Issue (i): Whether a personal guarantor's application under Section 94 of the Insolvency and Bankruptcy Code, 2016, filed after an auction sale had been held and confirmed, could invoke moratorium under Section 96 to unsettle the concluded sale and restrain further steps for possession.
Analysis: The appeal turned on the sequence of events. The secured creditor had issued notice under the SARFAESI Act, proceeded to auction the secured asset, and the auction was completed and confirmed before the Section 94 application was filed. The Tribunal held that the object of Section 94 is to enable genuine insolvency resolution, not to provide a device to stall recovery proceedings at a belated stage. Where the auction and its confirmation had already taken place, the filing of the insolvency application could not operate retrospectively to defeat completed enforcement steps. The moratorium under Section 96 was treated as operating prospectively from the date of filing, and the appellant's conduct was found to indicate an attempt to abuse the process and obstruct recovery rather than seek bona fide insolvency resolution.
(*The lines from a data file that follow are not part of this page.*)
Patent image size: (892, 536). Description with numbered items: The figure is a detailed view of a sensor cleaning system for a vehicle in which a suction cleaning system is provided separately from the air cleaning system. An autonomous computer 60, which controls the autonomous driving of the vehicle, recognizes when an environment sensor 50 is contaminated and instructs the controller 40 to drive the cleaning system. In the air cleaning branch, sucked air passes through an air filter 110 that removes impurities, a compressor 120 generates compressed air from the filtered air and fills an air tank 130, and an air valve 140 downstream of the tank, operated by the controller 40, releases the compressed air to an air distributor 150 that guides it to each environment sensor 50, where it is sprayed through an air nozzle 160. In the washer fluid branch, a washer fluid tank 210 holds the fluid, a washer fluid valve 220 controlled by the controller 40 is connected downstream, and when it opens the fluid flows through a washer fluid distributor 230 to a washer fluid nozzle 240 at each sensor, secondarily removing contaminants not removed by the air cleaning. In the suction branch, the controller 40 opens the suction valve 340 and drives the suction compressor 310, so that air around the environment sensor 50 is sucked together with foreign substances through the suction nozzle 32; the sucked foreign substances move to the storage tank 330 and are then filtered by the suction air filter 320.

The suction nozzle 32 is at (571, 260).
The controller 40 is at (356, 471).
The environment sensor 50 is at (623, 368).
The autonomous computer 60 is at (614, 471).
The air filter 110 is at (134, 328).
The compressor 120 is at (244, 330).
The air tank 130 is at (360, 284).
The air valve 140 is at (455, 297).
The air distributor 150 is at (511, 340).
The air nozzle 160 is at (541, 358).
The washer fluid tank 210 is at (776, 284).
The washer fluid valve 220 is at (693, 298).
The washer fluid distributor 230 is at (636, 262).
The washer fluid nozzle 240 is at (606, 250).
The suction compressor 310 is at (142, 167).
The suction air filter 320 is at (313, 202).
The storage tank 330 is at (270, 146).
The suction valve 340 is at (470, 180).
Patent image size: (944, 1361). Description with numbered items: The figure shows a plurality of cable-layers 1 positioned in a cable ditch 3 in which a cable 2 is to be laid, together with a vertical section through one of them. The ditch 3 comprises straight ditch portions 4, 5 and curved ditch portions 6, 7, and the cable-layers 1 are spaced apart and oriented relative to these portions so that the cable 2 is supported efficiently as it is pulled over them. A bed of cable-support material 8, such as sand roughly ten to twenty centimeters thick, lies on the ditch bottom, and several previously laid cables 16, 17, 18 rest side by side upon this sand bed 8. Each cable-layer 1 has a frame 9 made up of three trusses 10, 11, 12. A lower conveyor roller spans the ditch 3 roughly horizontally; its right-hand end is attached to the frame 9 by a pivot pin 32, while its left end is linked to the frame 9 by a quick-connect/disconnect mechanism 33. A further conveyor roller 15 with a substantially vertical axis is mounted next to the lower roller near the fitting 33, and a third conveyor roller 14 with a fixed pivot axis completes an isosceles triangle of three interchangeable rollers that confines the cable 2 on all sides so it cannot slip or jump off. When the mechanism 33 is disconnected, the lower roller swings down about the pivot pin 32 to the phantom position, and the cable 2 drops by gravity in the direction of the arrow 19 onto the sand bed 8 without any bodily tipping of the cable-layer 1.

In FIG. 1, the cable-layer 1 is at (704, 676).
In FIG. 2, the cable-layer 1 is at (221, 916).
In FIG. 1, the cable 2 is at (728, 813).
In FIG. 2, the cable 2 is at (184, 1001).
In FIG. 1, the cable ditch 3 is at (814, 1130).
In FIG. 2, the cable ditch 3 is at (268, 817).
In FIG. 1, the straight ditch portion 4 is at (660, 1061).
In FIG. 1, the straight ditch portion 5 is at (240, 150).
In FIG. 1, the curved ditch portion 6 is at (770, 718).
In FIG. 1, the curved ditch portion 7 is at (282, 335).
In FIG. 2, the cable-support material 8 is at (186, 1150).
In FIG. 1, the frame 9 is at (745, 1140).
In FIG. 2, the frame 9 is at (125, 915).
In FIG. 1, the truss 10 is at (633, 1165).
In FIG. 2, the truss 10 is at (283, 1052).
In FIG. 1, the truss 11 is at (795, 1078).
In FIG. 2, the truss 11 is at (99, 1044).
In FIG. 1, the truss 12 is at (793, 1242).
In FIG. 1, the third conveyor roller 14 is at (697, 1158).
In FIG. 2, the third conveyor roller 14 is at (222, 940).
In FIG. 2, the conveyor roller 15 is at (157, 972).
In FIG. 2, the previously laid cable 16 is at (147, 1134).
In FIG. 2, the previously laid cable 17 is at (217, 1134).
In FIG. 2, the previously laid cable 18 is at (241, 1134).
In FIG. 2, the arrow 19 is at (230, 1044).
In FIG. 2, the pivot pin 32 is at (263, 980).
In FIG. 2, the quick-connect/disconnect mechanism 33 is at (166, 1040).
Conclusion: The Section 94 application did not affect the completed auction or the confirmed sale, and the challenge failed.
Issue (ii): Whether the subsequent issuance of a sale certificate could be interfered with on the ground that the Section 94 application had been filed before the certificate was issued.
Analysis: The Tribunal held that issuance of the sale certificate after confirmation of the auction did not revive any right in the personal guarantor. The right to challenge the enforcement process remained available in the appropriate forum, but the filing of the insolvency application after confirmation of sale could not unsettle the auction purchaser's rights. The Tribunal also noted that the appellant had already pursued a securitisation challenge before the DRT and could continue to pursue that remedy, but Section 94 could not be used to arrest a concluded sale process.
Conclusion: No interference with the sale certificate was warranted on the facts.
Final Conclusion: The appeals were devoid of merit because the insolvency filings were made after the auction had been completed and confirmed, and the proceedings were treated as an impermissible attempt to frustrate recovery under the SARFAESI framework.
Ratio Decidendi: A Section 94 application filed after an auction sale has been completed and confirmed cannot retrospectively trigger moratorium under Section 96 so as to nullify concluded SARFAESI enforcement steps or defeat the auction purchaser's accrued rights.